5. Spike-in addition and miRNA-specific cDNA generation [Figure 2D]:
Once total miRNA has been corrected to a concentration of 122.55 ng/µL proceed to cDNA generation. For
cDNA generation, a miR-39 counterpart is prepared separately for each miRNA target under investigation.
Target-specific and miR-39-specific cDNA generation will be performed separately to avoid cross-reactivity.

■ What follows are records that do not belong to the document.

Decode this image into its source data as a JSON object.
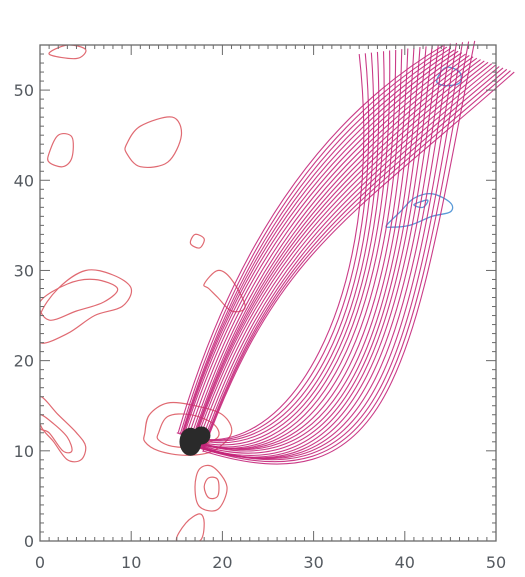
{
  "chart_data": {
    "type": "contour",
    "title": "",
    "xlabel": "",
    "ylabel": "",
    "xlim": [
      0,
      50
    ],
    "ylim": [
      0,
      55
    ],
    "grid": false,
    "x_ticks": [
      0,
      10,
      20,
      30,
      40,
      50
    ],
    "y_ticks": [
      0,
      10,
      20,
      30,
      40,
      50
    ],
    "colors": {
      "positive_contour": "#e06a72",
      "negative_contour": "#5a9ad8",
      "field_lines": "#c4267a",
      "footpoint": "#2a2a2a",
      "frame": "#6a6a6a"
    },
    "field_lines": {
      "count": 40,
      "footpoint": [
        16.5,
        11
      ],
      "bundle_a_apex": [
        35,
        54
      ],
      "bundle_b_apex": [
        52,
        52
      ],
      "crossing_near": [
        35,
        43
      ]
    },
    "positive_contours": [
      {
        "label": "left-lobe-outer",
        "points": [
          [
            0,
            25
          ],
          [
            2,
            28
          ],
          [
            5,
            30
          ],
          [
            8,
            29.5
          ],
          [
            10,
            28
          ],
          [
            9,
            26
          ],
          [
            6,
            25
          ],
          [
            3,
            23
          ],
          [
            0,
            22
          ]
        ]
      },
      {
        "label": "left-lobe-inner",
        "points": [
          [
            0,
            26.5
          ],
          [
            3,
            28.5
          ],
          [
            6,
            29
          ],
          [
            8.5,
            28
          ],
          [
            7,
            26.5
          ],
          [
            4,
            25.5
          ],
          [
            1,
            24.5
          ]
        ]
      },
      {
        "label": "small-patch-a",
        "points": [
          [
            1,
            43
          ],
          [
            2,
            45
          ],
          [
            3.5,
            44.8
          ],
          [
            3.5,
            42.5
          ],
          [
            2.5,
            41.5
          ],
          [
            1,
            42
          ]
        ]
      },
      {
        "label": "small-patch-b",
        "points": [
          [
            9.5,
            44
          ],
          [
            11,
            46
          ],
          [
            14.5,
            47
          ],
          [
            15.5,
            45
          ],
          [
            14,
            42
          ],
          [
            11,
            41.5
          ],
          [
            9.5,
            43
          ]
        ]
      },
      {
        "label": "small-patch-c",
        "points": [
          [
            16.5,
            33
          ],
          [
            17,
            34
          ],
          [
            18,
            33.5
          ],
          [
            17.5,
            32.5
          ]
        ]
      },
      {
        "label": "patch-d",
        "points": [
          [
            18,
            28.5
          ],
          [
            19.5,
            30
          ],
          [
            21,
            29
          ],
          [
            22.5,
            26
          ],
          [
            21,
            25.5
          ],
          [
            19.5,
            27
          ],
          [
            18.5,
            28
          ]
        ]
      },
      {
        "label": "lower-left-outer",
        "points": [
          [
            0,
            16
          ],
          [
            2,
            14
          ],
          [
            4,
            12
          ],
          [
            5,
            10.5
          ],
          [
            4.5,
            9
          ],
          [
            3,
            9
          ],
          [
            1.5,
            11
          ],
          [
            0,
            13
          ]
        ]
      },
      {
        "label": "lower-left-inner",
        "points": [
          [
            0,
            14
          ],
          [
            1.5,
            13
          ],
          [
            3,
            11.5
          ],
          [
            3.5,
            10
          ],
          [
            2.5,
            10
          ],
          [
            1,
            12
          ],
          [
            0,
            12.5
          ]
        ]
      },
      {
        "label": "source-ring-1",
        "points": [
          [
            11.5,
            12
          ],
          [
            12,
            14
          ],
          [
            14,
            15.3
          ],
          [
            17,
            15
          ],
          [
            20,
            14
          ],
          [
            21,
            12
          ],
          [
            19,
            10
          ],
          [
            16,
            9.5
          ],
          [
            13,
            10
          ],
          [
            11.5,
            11
          ]
        ]
      },
      {
        "label": "source-ring-2",
        "points": [
          [
            13,
            12
          ],
          [
            14,
            13.8
          ],
          [
            16.5,
            14
          ],
          [
            19,
            13
          ],
          [
            19.5,
            11.5
          ],
          [
            17,
            10.5
          ],
          [
            14.5,
            10.5
          ],
          [
            13,
            11.2
          ]
        ]
      },
      {
        "label": "lower-patch",
        "points": [
          [
            17,
            6
          ],
          [
            17.5,
            8
          ],
          [
            19,
            8.2
          ],
          [
            20.5,
            6
          ],
          [
            19.5,
            3.5
          ],
          [
            17.5,
            3.8
          ]
        ]
      },
      {
        "label": "lower-patch-inner",
        "points": [
          [
            18,
            6
          ],
          [
            18.5,
            7
          ],
          [
            19.5,
            6.8
          ],
          [
            19.5,
            5
          ],
          [
            18.5,
            4.8
          ]
        ]
      },
      {
        "label": "bottom-edge",
        "points": [
          [
            15,
            0
          ],
          [
            16,
            2
          ],
          [
            17.5,
            3
          ],
          [
            18,
            2
          ],
          [
            17.5,
            0
          ]
        ]
      },
      {
        "label": "top-edge",
        "points": [
          [
            1,
            54
          ],
          [
            3,
            55
          ],
          [
            5,
            54.5
          ],
          [
            4,
            53.5
          ]
        ]
      }
    ],
    "negative_contours": [
      {
        "label": "upper-right-blob",
        "points": [
          [
            43.5,
            51
          ],
          [
            44.5,
            52.5
          ],
          [
            46,
            52
          ],
          [
            46,
            50.8
          ],
          [
            44.5,
            50.5
          ]
        ]
      },
      {
        "label": "right-blob",
        "points": [
          [
            38,
            35
          ],
          [
            39.5,
            36.5
          ],
          [
            41,
            38
          ],
          [
            43,
            38.5
          ],
          [
            45,
            37.5
          ],
          [
            45,
            36.5
          ],
          [
            43,
            36
          ],
          [
            40.5,
            35
          ],
          [
            38.5,
            34.8
          ]
        ]
      },
      {
        "label": "right-blob-inner",
        "points": [
          [
            41,
            37.3
          ],
          [
            42.5,
            37.8
          ],
          [
            42,
            37
          ]
        ]
      }
    ]
  },
  "axes": {
    "x_tick_labels": [
      "0",
      "10",
      "20",
      "30",
      "40",
      "50"
    ],
    "y_tick_labels": [
      "0",
      "10",
      "20",
      "30",
      "40",
      "50"
    ]
  }
}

Supplementary Figure 1 is an example of results when cDNA generation is performed in a single tube. The
skewed negative population resulting from the cross-reactivity impedes the ability to accurately set a
threshold and acquire reproducible data.
miRNA target specific cDNAs will be generated using the TaqMan miRNA Reverse Transcription Kit
(Catalog number: 4366597) with TaqMan miRNA specific assays (Catalog number: 4427975). We follow all
instructions from the manufacturers, which can be found in the user manuals. The following is a summary
that includes precise numerical values for optimized reaction volumes and conditions.